Im Abfall lesen Archäologen Geschichten über Lebensstil und Konsum unserer Vorfahren. Etwa, dass die Bewohner der Schweizer Seeufersiedlungen vor 5 000 Jahren Ackerbau betrie­ben und Rinder, Ziegen, Schafe und Schweine hielten und assen. Dass sie aber auch geschickte Jäger waren und Hirsch, Fisch, Vogel, Eichhörnchen und Igel in ihren tönernen Koch­ töpfen landeten. Dass hierzulande zur Zeit der Römer Eisen geschmiedet und Buntglas zu Parfümfläschchen und weiteren Gefässen geblasen wurde, dass unsere Ahnen damals neben lokalen Produkten auch Wein, Olivenöl und Fischsauce aus dem Mittelmeerraum konsumierten – hierher transportiert in Am­phoren, die dann als Einwegverpackungen im Abfall landeten.

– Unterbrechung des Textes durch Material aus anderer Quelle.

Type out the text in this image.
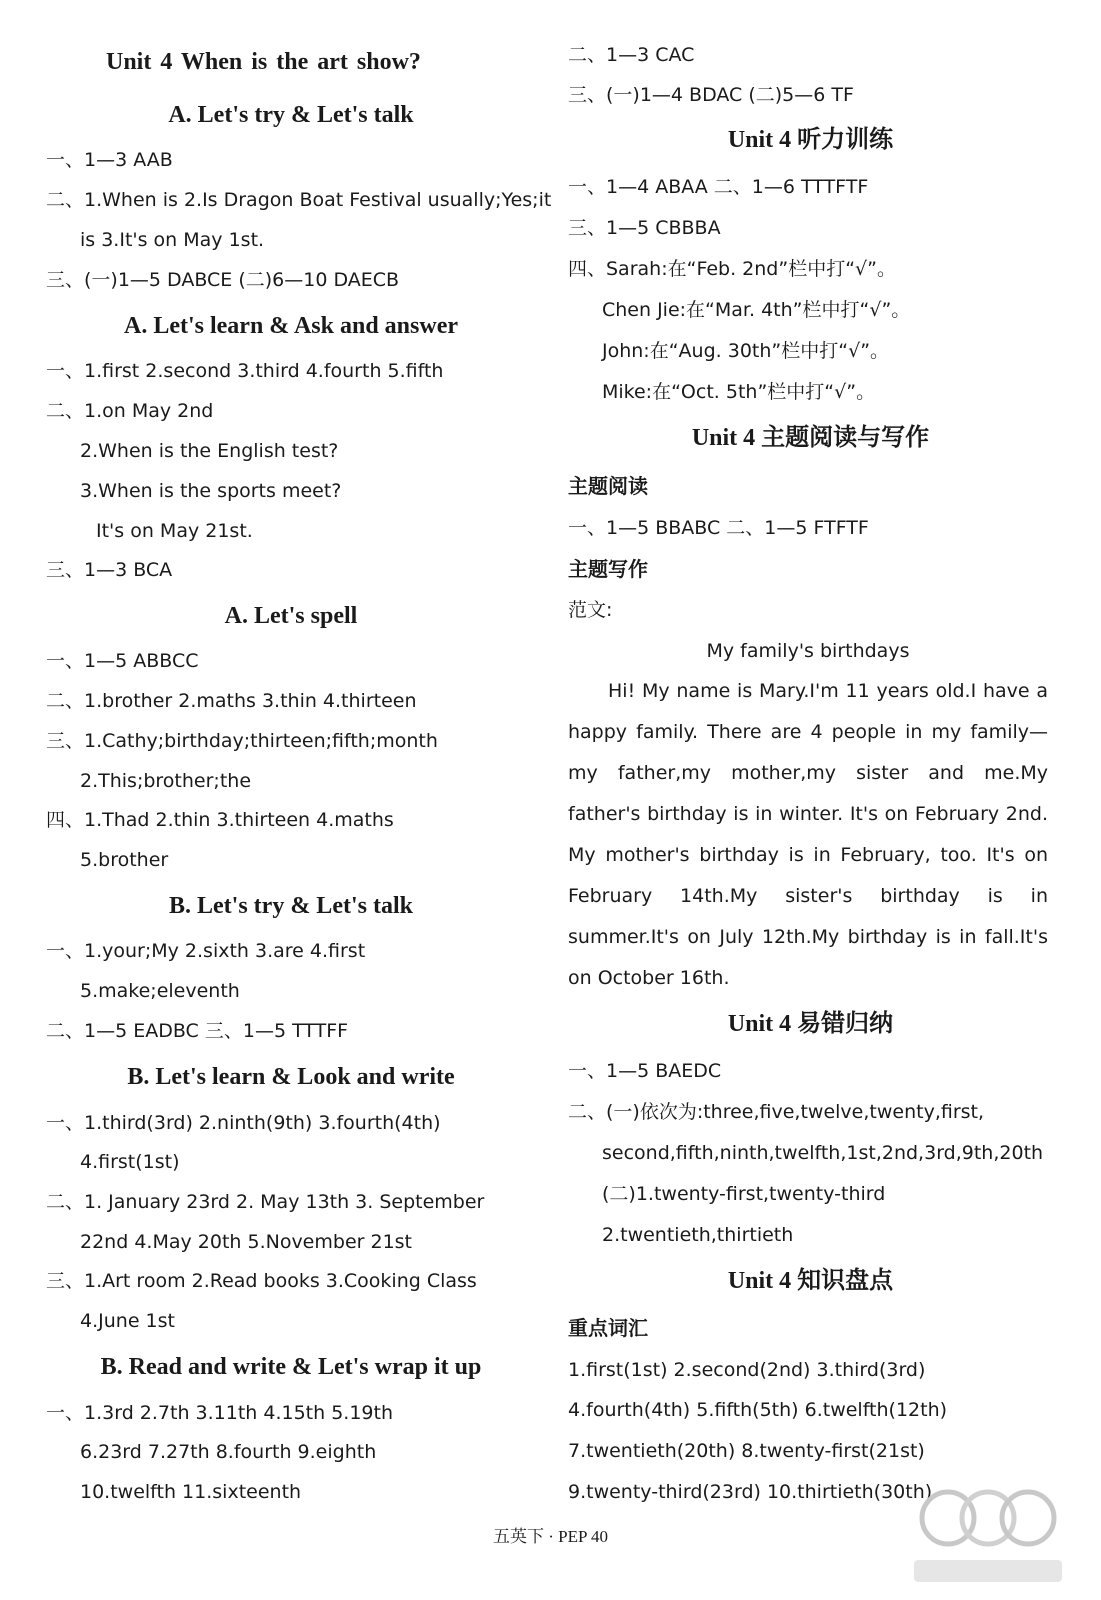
Unit 4 When is the art show?
A. Let's try & Let's talk
一、1—3 AAB
二、1.When is 2.Is Dragon Boat Festival usually;Yes;it
is 3.It's on May 1st.
三、(一)1—5 DABCE (二)6—10 DAECB
A. Let's learn & Ask and answer
一、1.first 2.second 3.third 4.fourth 5.fifth
二、1.on May 2nd
2.When is the English test?
3.When is the sports meet?
It's on May 21st.
三、1—3 BCA
A. Let's spell
一、1—5 ABBCC
二、1.brother 2.maths 3.thin 4.thirteen
三、1.Cathy;birthday;thirteen;fifth;month
2.This;brother;the
四、1.Thad 2.thin 3.thirteen 4.maths
5.brother
B. Let's try & Let's talk
一、1.your;My 2.sixth 3.are 4.first
5.make;eleventh
二、1—5 EADBC 三、1—5 TTTFF
B. Let's learn & Look and write
一、1.third(3rd) 2.ninth(9th) 3.fourth(4th)
4.first(1st)
二、1. January 23rd 2. May 13th 3. September
22nd 4.May 20th 5.November 21st
三、1.Art room 2.Read books 3.Cooking Class
4.June 1st
B. Read and write & Let's wrap it up
一、1.3rd 2.7th 3.11th 4.15th 5.19th
6.23rd 7.27th 8.fourth 9.eighth
10.twelfth 11.sixteenth
二、1—3 CAC
三、(一)1—4 BDAC (二)5—6 TF
Unit 4 听力训练
一、1—4 ABAA 二、1—6 TTTFTF
三、1—5 CBBBA
四、Sarah:在“Feb. 2nd”栏中打“√”。
Chen Jie:在“Mar. 4th”栏中打“√”。
John:在“Aug. 30th”栏中打“√”。
Mike:在“Oct. 5th”栏中打“√”。
Unit 4 主题阅读与写作
主题阅读
一、1—5 BBABC 二、1—5 FTFTF
主题写作
范文:
My family's birthdays
Hi! My name is Mary.I'm 11 years old.I have a happy family. There are 4 people in my family—my father,my mother,my sister and me.My father's birthday is in winter. It's on February 2nd. My mother's birthday is in February, too. It's on February 14th.My sister's birthday is in summer.It's on July 12th.My birthday is in fall.It's on October 16th.
Unit 4 易错归纳
一、1—5 BAEDC
二、(一)依次为:three,five,twelve,twenty,first,
second,fifth,ninth,twelfth,1st,2nd,3rd,9th,20th
(二)1.twenty-first,twenty-third
2.twentieth,thirtieth
Unit 4 知识盘点
重点词汇
1.first(1st) 2.second(2nd) 3.third(3rd)
4.fourth(4th) 5.fifth(5th) 6.twelfth(12th)
7.twentieth(20th) 8.twenty-first(21st)
9.twenty-third(23rd) 10.thirtieth(30th)
五英下 · PEP 40
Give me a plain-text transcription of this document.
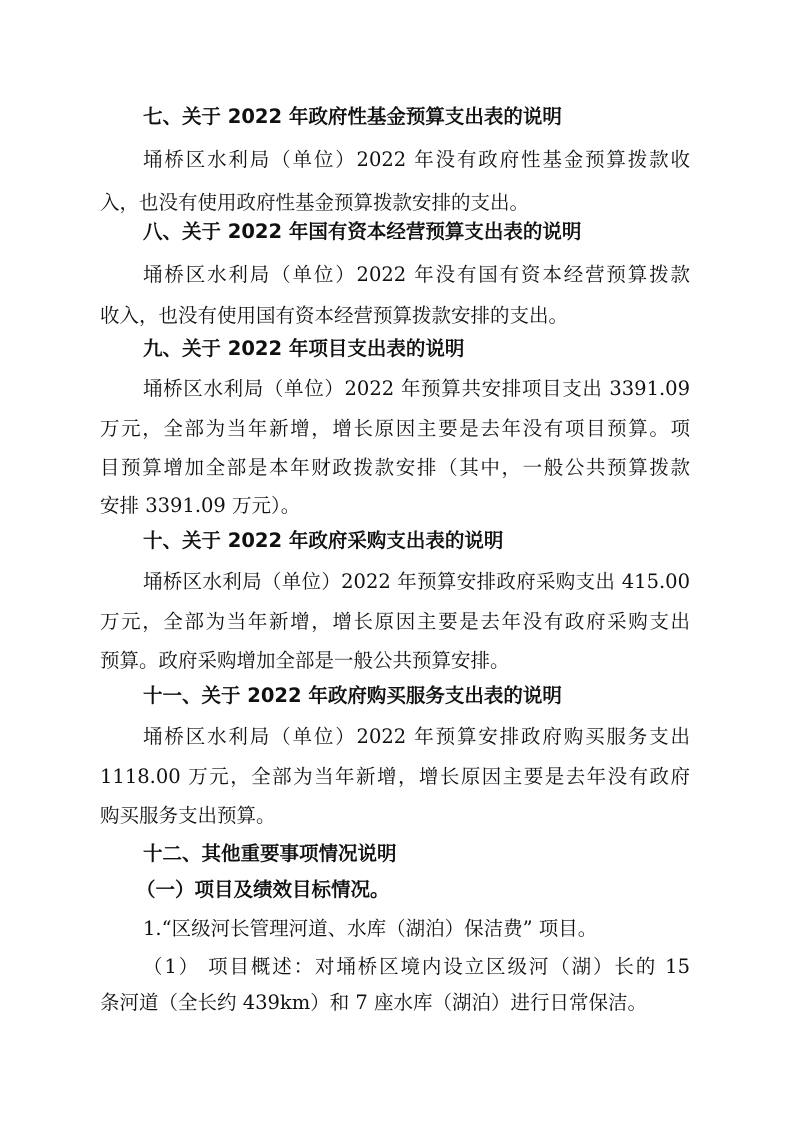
七、关于 2022 年政府性基金预算支出表的说明
埇桥区水利局（单位）2022 年没有政府性基金预算拨款收
入，也没有使用政府性基金预算拨款安排的支出。
八、关于 2022 年国有资本经营预算支出表的说明
埇桥区水利局（单位）2022 年没有国有资本经营预算拨款
收入，也没有使用国有资本经营预算拨款安排的支出。
九、关于 2022 年项目支出表的说明
埇桥区水利局（单位）2022 年预算共安排项目支出 3391.09
万元，全部为当年新增，增长原因主要是去年没有项目预算。项
目预算增加全部是本年财政拨款安排（其中，一般公共预算拨款
安排 3391.09 万元）。
十、关于 2022 年政府采购支出表的说明
埇桥区水利局（单位）2022 年预算安排政府采购支出 415.00
万元，全部为当年新增，增长原因主要是去年没有政府采购支出
预算。政府采购增加全部是一般公共预算安排。
十一、关于 2022 年政府购买服务支出表的说明
埇桥区水利局（单位）2022 年预算安排政府购买服务支出
1118.00 万元，全部为当年新增，增长原因主要是去年没有政府
购买服务支出预算。
十二、其他重要事项情况说明
（一）项目及绩效目标情况。
1.“区级河长管理河道、水库（湖泊）保洁费” 项目。
（1） 项目概述：对埇桥区境内设立区级河（湖）长的 15
条河道（全长约 439km）和 7 座水库（湖泊）进行日常保洁。
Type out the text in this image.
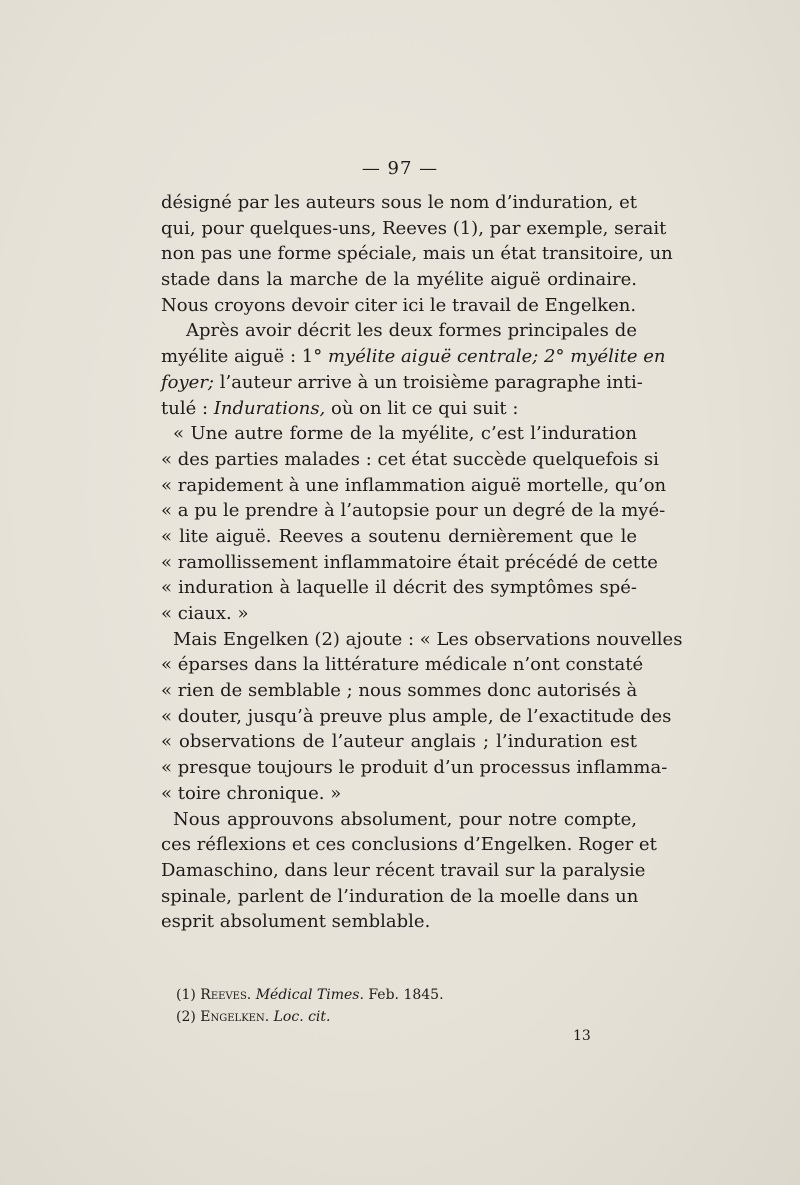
— 97 —
désigné par les auteurs sous le nom d’induration, et
qui, pour quelques-uns, Reeves (1), par exemple, serait
non pas une forme spéciale, mais un état transitoire, un
stade dans la marche de la myélite aiguë ordinaire.
Nous croyons devoir citer ici le travail de Engelken.
Après avoir décrit les deux formes principales de
myélite aiguë : 1° myélite aiguë centrale; 2° myélite en
foyer; l’auteur arrive à un troisième paragraphe inti-
tulé : Indurations, où on lit ce qui suit :
« Une autre forme de la myélite, c’est l’induration
« des parties malades : cet état succède quelquefois si
« rapidement à une inflammation aiguë mortelle, qu’on
« a pu le prendre à l’autopsie pour un degré de la myé-
« lite aiguë. Reeves a soutenu dernièrement que le
« ramollissement inflammatoire était précédé de cette
« induration à laquelle il décrit des symptômes spé-
« ciaux. »
Mais Engelken (2) ajoute : « Les observations nouvelles
« éparses dans la littérature médicale n’ont constaté
« rien de semblable ; nous sommes donc autorisés à
« douter, jusqu’à preuve plus ample, de l’exactitude des
« observations de l’auteur anglais ; l’induration est
« presque toujours le produit d’un processus inflamma-
« toire chronique. »
Nous approuvons absolument, pour notre compte,
ces réflexions et ces conclusions d’Engelken. Roger et
Damaschino, dans leur récent travail sur la paralysie
spinale, parlent de l’induration de la moelle dans un
esprit absolument semblable.
(1) Reeves. Médical Times. Feb. 1845.
(2) Engelken. Loc. cit.
13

Auch in heutige Konsummuster erlaubt der Abfall intime Einblicke. Besonders eindrücklich zeigten dies Forschende der US-­amerikanischen University of Arizona. Sie begründeten mit ihrem «Garbage Project» die Disziplin der Müllarchäologie: Seit den frühen 1970er ­Jahren analysierten sie den Kehricht von Tausenden von Haushalten, in den 1980er ­Jahren bohrten sie zudem in die Tiefen von Mülldeponien, 1992 erzählten sie im Buch «Rubbish: The Archaeology of Garbage» die Ge­schichten, die sie dem Müll entlockt hatten. Etwa, dass Leute in Befragungen ihren Konsum an Süssigkeiten, Chips und Alkohol zu tief, denjenigen für Früchte und Diätgetränke zu hoch einschätzten. Dass in Perioden, in denen Rindfleisch und Zucker in den Läden knapp wurden, plötzlich mehr davon im Abfall landete – wohl wegen Hamsterkäufen oder weil die Leute Stücke vom Rind kauften, von denen sie nicht wussten, wie man sie zubereitet. Oder dass viel geschimpfte Müllkategorien wie Fastfood­-Verpackungen, Plastikflaschen und Windeln zusammengenommen gerade mal 3 Prozent des deponierten Abfalls ausmachten – Papier hingegen gut 40 Prozent.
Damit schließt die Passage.